You're allocating sizeof-a-pointer, not sizeof-a-node in the following:
Node* MakeTwoBranchNode(int nodetype, Node* a, Node* b) {
Node* mynode = malloc(sizeof(Node));
mynode->node_type = 2; // @TODO not 3
mynode->node_data.nodes = malloc(2 * sizeof(Node*)); // HERE
mynode->node_data.nodes[0] = *a; mynode->node_data.nodes[1] = *b;
return mynode;
}
You could change the commented line above to:
mynode->node_data.nodes = malloc(2 * sizeof(Node));
However, as written your test program as a memory leak. What happens to the memory you allocated for the nodes your passing to MakeTwoBranchNode()
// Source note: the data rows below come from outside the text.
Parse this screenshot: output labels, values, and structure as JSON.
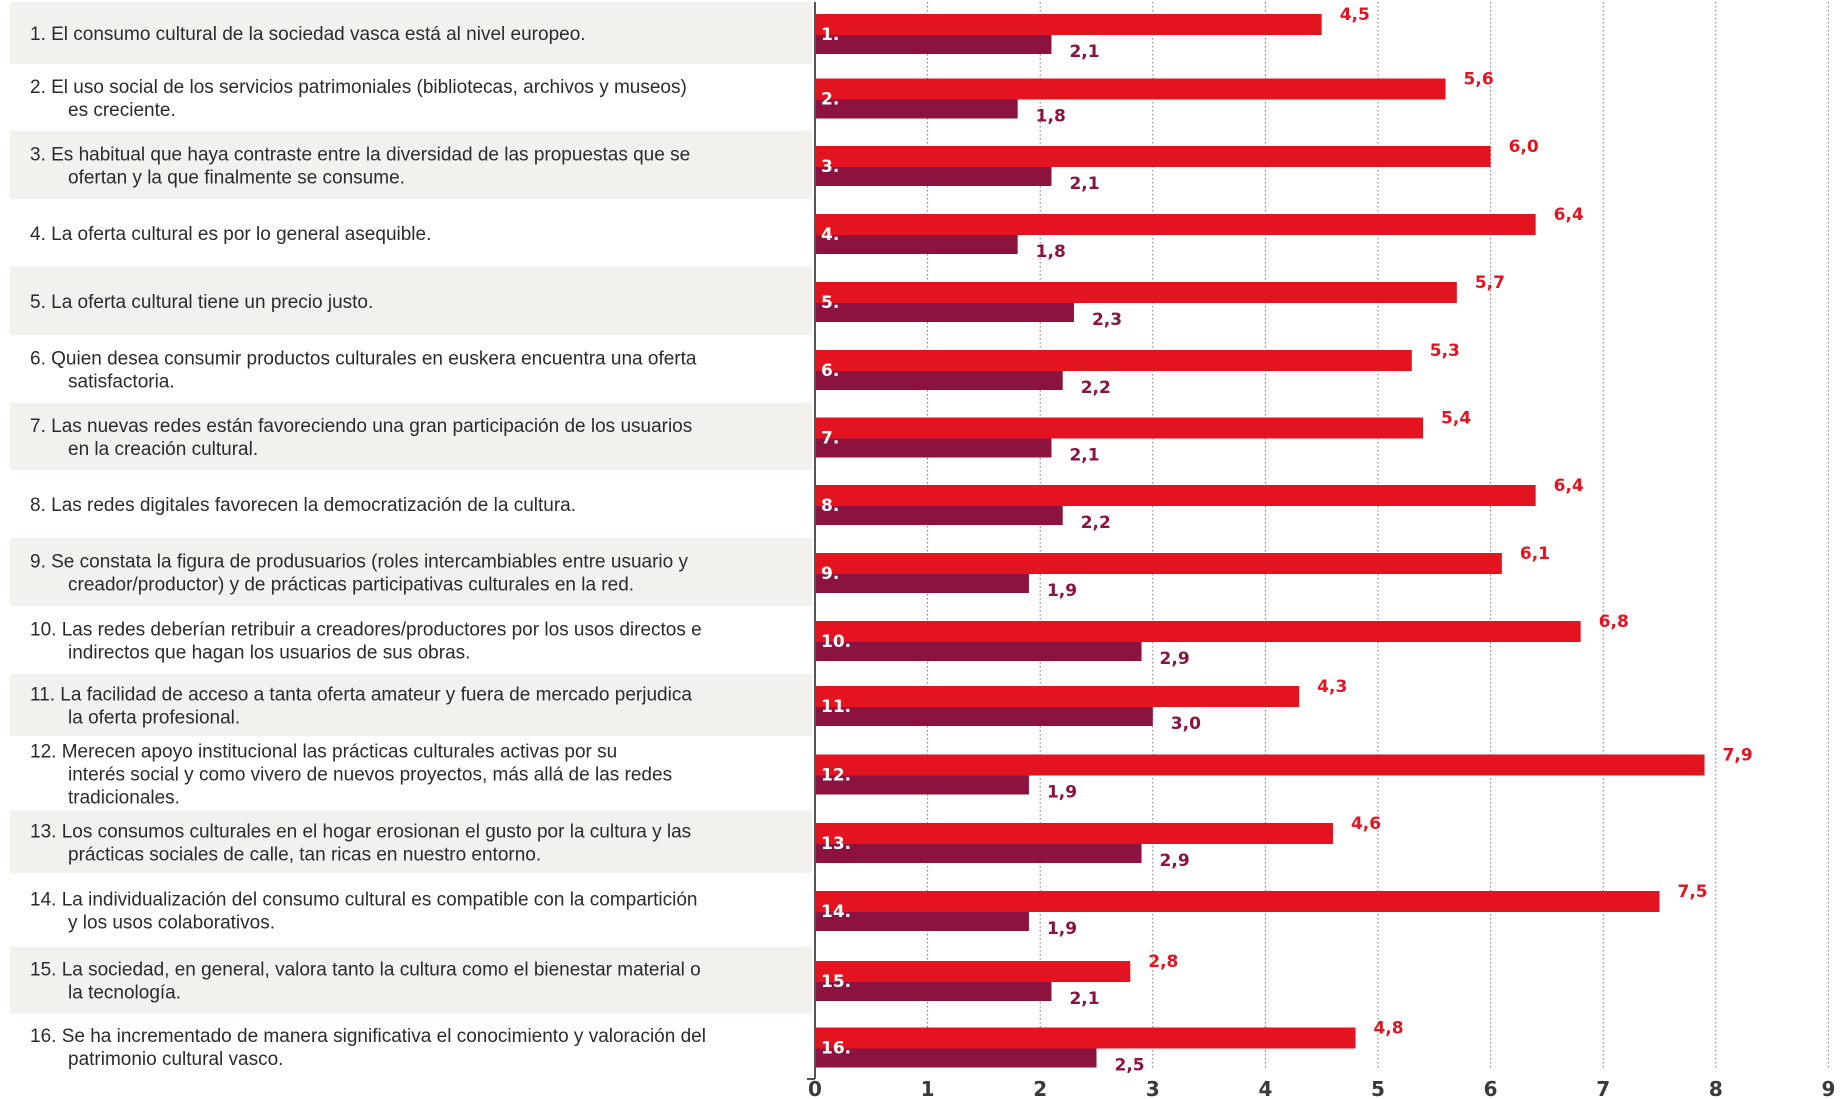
{
  "chart_data": {
    "type": "bar",
    "orientation": "horizontal",
    "xlim": [
      0,
      9
    ],
    "xticks": [
      "0",
      "1",
      "2",
      "3",
      "4",
      "5",
      "6",
      "7",
      "8",
      "9"
    ],
    "grid": "vertical dotted",
    "colors": {
      "series1": "#e3141f",
      "series2": "#8c1240",
      "row_band": "#f2f1ee",
      "axis": "#555555"
    },
    "categories": [
      {
        "num": "1.",
        "lines": [
          "1. El consumo cultural de la sociedad vasca está al nivel europeo."
        ]
      },
      {
        "num": "2.",
        "lines": [
          "2. El uso social de los servicios patrimoniales (bibliotecas, archivos y museos)",
          "es creciente."
        ]
      },
      {
        "num": "3.",
        "lines": [
          "3. Es habitual que haya contraste entre la diversidad de las propuestas que se",
          "ofertan y la que finalmente se consume."
        ]
      },
      {
        "num": "4.",
        "lines": [
          "4. La oferta cultural es por lo general asequible."
        ]
      },
      {
        "num": "5.",
        "lines": [
          "5. La oferta cultural tiene un precio justo."
        ]
      },
      {
        "num": "6.",
        "lines": [
          "6. Quien desea consumir productos culturales en euskera encuentra una oferta",
          "satisfactoria."
        ]
      },
      {
        "num": "7.",
        "lines": [
          "7. Las nuevas redes están favoreciendo una gran participación de los usuarios",
          "en la creación cultural."
        ]
      },
      {
        "num": "8.",
        "lines": [
          "8. Las redes digitales favorecen la democratización de la cultura."
        ]
      },
      {
        "num": "9.",
        "lines": [
          "9. Se constata la figura de produsuarios (roles intercambiables entre usuario y",
          "creador/productor) y de prácticas participativas culturales en la red."
        ]
      },
      {
        "num": "10.",
        "lines": [
          "10. Las redes deberían retribuir a creadores/productores por los usos directos e",
          "indirectos que hagan los usuarios de sus obras."
        ]
      },
      {
        "num": "11.",
        "lines": [
          "11. La facilidad de acceso a tanta oferta amateur y fuera de mercado perjudica",
          "la oferta profesional."
        ]
      },
      {
        "num": "12.",
        "lines": [
          "12. Merecen apoyo institucional las prácticas culturales activas por su",
          "interés social y como vivero de nuevos proyectos, más allá de las redes",
          "tradicionales."
        ]
      },
      {
        "num": "13.",
        "lines": [
          "13. Los consumos culturales en el hogar erosionan el gusto por la cultura y las",
          "prácticas sociales de calle, tan ricas en nuestro entorno."
        ]
      },
      {
        "num": "14.",
        "lines": [
          "14. La individualización del consumo cultural es compatible con la compartición",
          "y los usos colaborativos."
        ]
      },
      {
        "num": "15.",
        "lines": [
          "15. La sociedad, en general, valora tanto la cultura como el bienestar material o",
          "la tecnología."
        ]
      },
      {
        "num": "16.",
        "lines": [
          "16. Se ha incrementado de manera significativa el conocimiento y valoración del",
          "patrimonio cultural vasco."
        ]
      }
    ],
    "series": [
      {
        "values": [
          4.5,
          5.6,
          6.0,
          6.4,
          5.7,
          5.3,
          5.4,
          6.4,
          6.1,
          6.8,
          4.3,
          7.9,
          4.6,
          7.5,
          2.8,
          4.8
        ],
        "labels": [
          "4,5",
          "5,6",
          "6,0",
          "6,4",
          "5,7",
          "5,3",
          "5,4",
          "6,4",
          "6,1",
          "6,8",
          "4,3",
          "7,9",
          "4,6",
          "7,5",
          "2,8",
          "4,8"
        ]
      },
      {
        "values": [
          2.1,
          1.8,
          2.1,
          1.8,
          2.3,
          2.2,
          2.1,
          2.2,
          1.9,
          2.9,
          3.0,
          1.9,
          2.9,
          1.9,
          2.1,
          2.5
        ],
        "labels": [
          "2,1",
          "1,8",
          "2,1",
          "1,8",
          "2,3",
          "2,2",
          "2,1",
          "2,2",
          "1,9",
          "2,9",
          "3,0",
          "1,9",
          "2,9",
          "1,9",
          "2,1",
          "2,5"
        ]
      }
    ]
  }
}
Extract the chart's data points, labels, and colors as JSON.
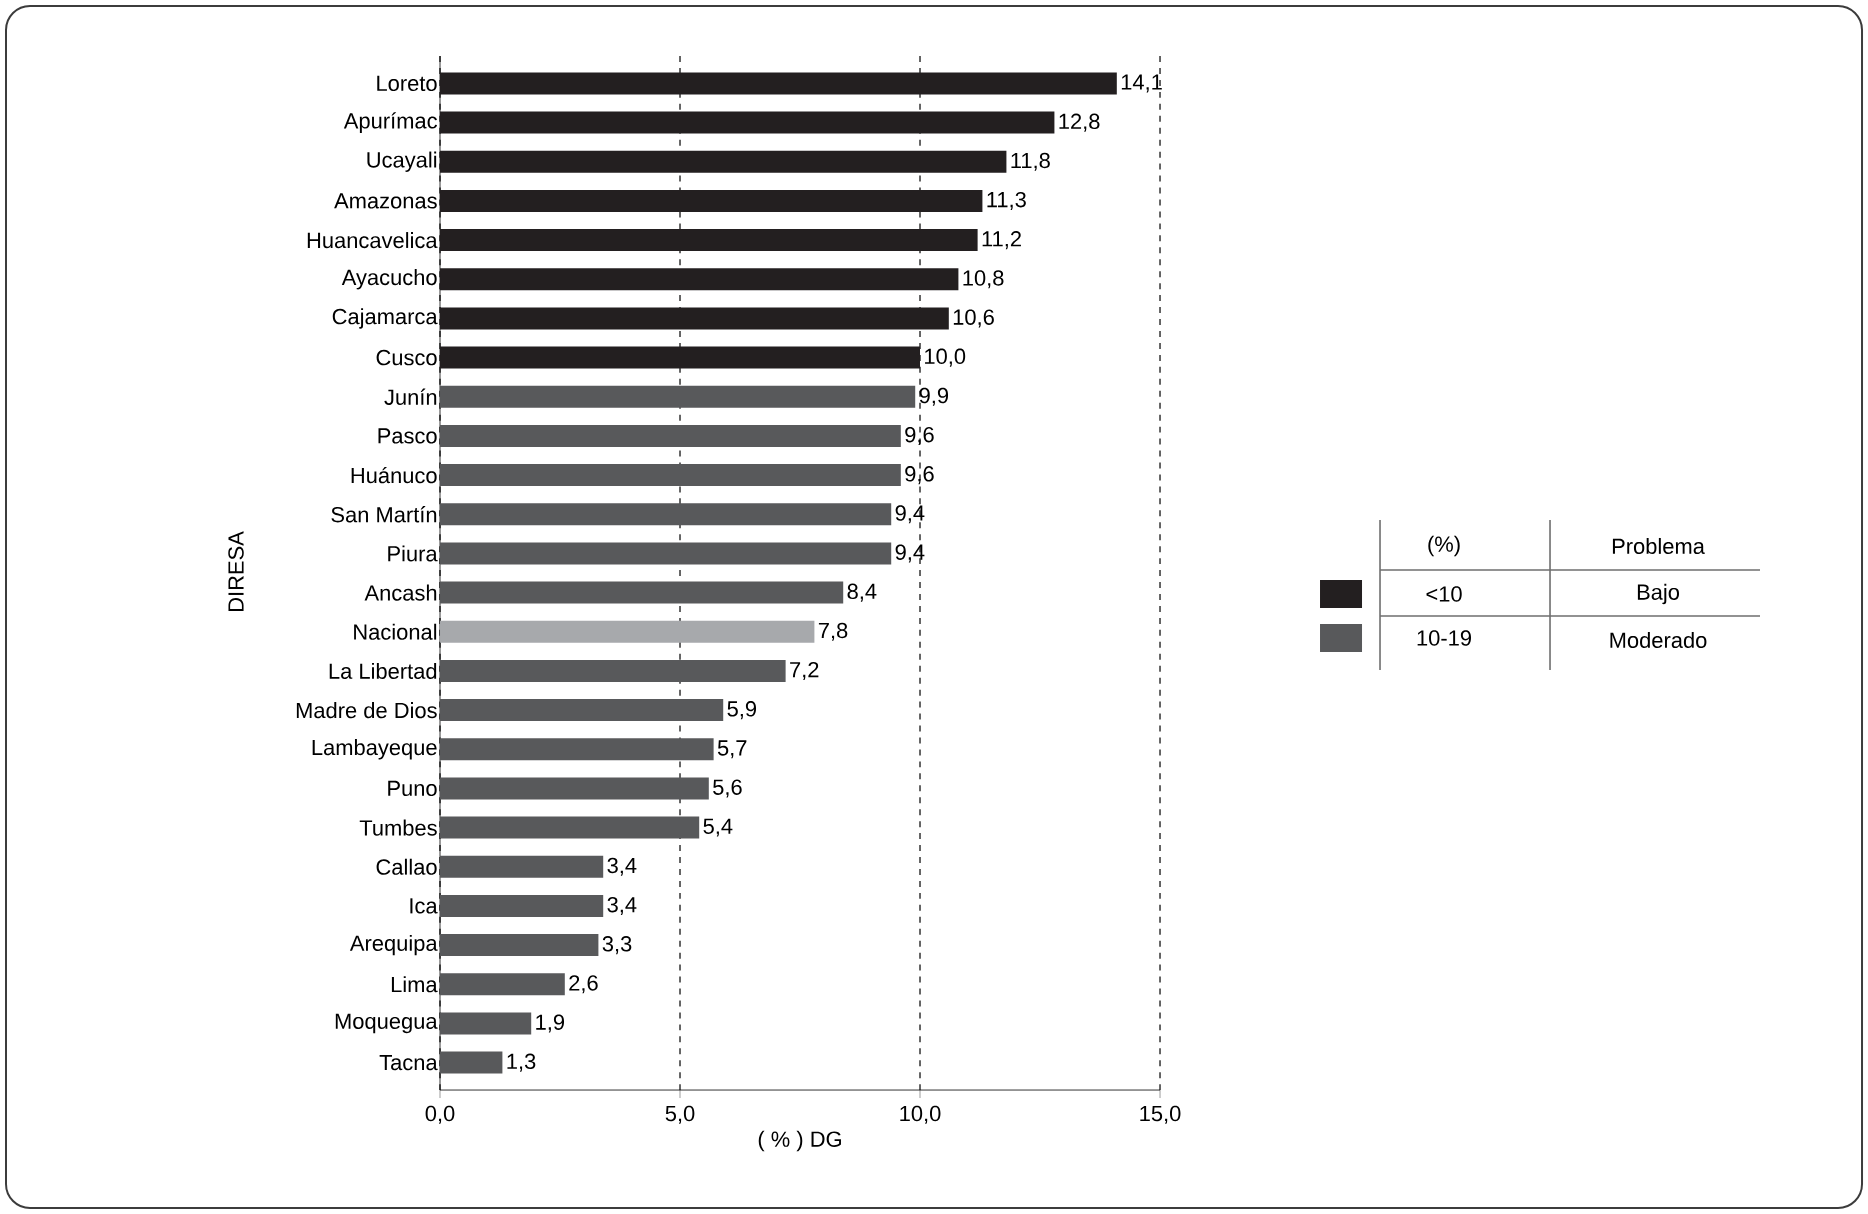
{
  "chart_data": {
    "type": "bar",
    "orientation": "horizontal",
    "xlabel": "( % ) DG",
    "ylabel": "DIRESA",
    "legend_title": "(%)",
    "categories": [
      "Loreto",
      "Apurímac",
      "Ucayali",
      "Amazonas",
      "Huancavelica",
      "Ayacucho",
      "Cajamarca",
      "Cusco",
      "Junín",
      "Pasco",
      "Huánuco",
      "San Martín",
      "Piura",
      "Ancash",
      "Nacional",
      "La Libertad",
      "Madre de Dios",
      "Lambayeque",
      "Puno",
      "Tumbes",
      "Callao",
      "Ica",
      "Arequipa",
      "Lima",
      "Moquegua",
      "Tacna"
    ],
    "series": [
      {
        "name": "<10",
        "color": "#231f20",
        "values": [
          14.1,
          12.8,
          11.8,
          11.3,
          11.2,
          10.8,
          10.6,
          10.0,
          null,
          null,
          null,
          null,
          null,
          null,
          null,
          null,
          null,
          null,
          null,
          null,
          null,
          null,
          null,
          null,
          null,
          null
        ]
      },
      {
        "name": "10-19",
        "color": "#58595b",
        "values": [
          null,
          null,
          null,
          null,
          null,
          null,
          null,
          null,
          9.9,
          9.6,
          9.6,
          9.4,
          9.4,
          8.4,
          null,
          7.2,
          5.9,
          5.7,
          5.6,
          5.4,
          3.4,
          3.4,
          3.3,
          2.6,
          1.9,
          1.3
        ]
      },
      {
        "color": "#a7a9ac",
        "values": [
          null,
          null,
          null,
          null,
          null,
          null,
          null,
          null,
          null,
          null,
          null,
          null,
          null,
          null,
          7.8,
          null,
          null,
          null,
          null,
          null,
          null,
          null,
          null,
          null,
          null,
          null
        ]
      }
    ],
    "value_labels": [
      "14,1",
      "12,8",
      "11,8",
      "11,3",
      "11,2",
      "10,8",
      "10,6",
      "10,0",
      "9,9",
      "9,6",
      "9,6",
      "9,4",
      "9,4",
      "8,4",
      "7,8",
      "7,2",
      "5,9",
      "5,7",
      "5,6",
      "5,4",
      "3,4",
      "3,4",
      "3,3",
      "2,6",
      "1,9",
      "1,3"
    ],
    "xlim": [
      0,
      15
    ],
    "xticks": [
      {
        "value": 0,
        "label": "0,0"
      },
      {
        "value": 5,
        "label": "5,0"
      },
      {
        "value": 10,
        "label": "10,0"
      },
      {
        "value": 15,
        "label": "15,0"
      }
    ],
    "grid": "x",
    "legend": "right",
    "annotations": [
      "Problema",
      "Bajo",
      "Moderado"
    ]
  }
}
? This is not what I think you really want. You wold be better off using a pointer-array in the first place.
typedef struct Node {
int node_type;
union {
char* string;
int number;
struct Node *nodes[2];
} node_data;
} Node;
Then save the actual pointers passed to MakeTwoBranchNode
. In doing so you're passing ownership of those nodes to the two-branch node (and thus you should also ensure when it is freed it properly cleans up its child nodes):
Node* MakeTwoBranchNode(int nodetype, Node* a, Node* b) {
Node* mynode = malloc(sizeof(Node));
mynode->node_type = 2; // @TODO not 3
mynode->node_data.nodes[0] = a;
mynode->node_data.nodes[1] = b;
return mynode;
}
Now there's no memory leak unless you fail to free()
the pointers in nodes[0]
and nodes[1]
when you're destroying the two-branch node.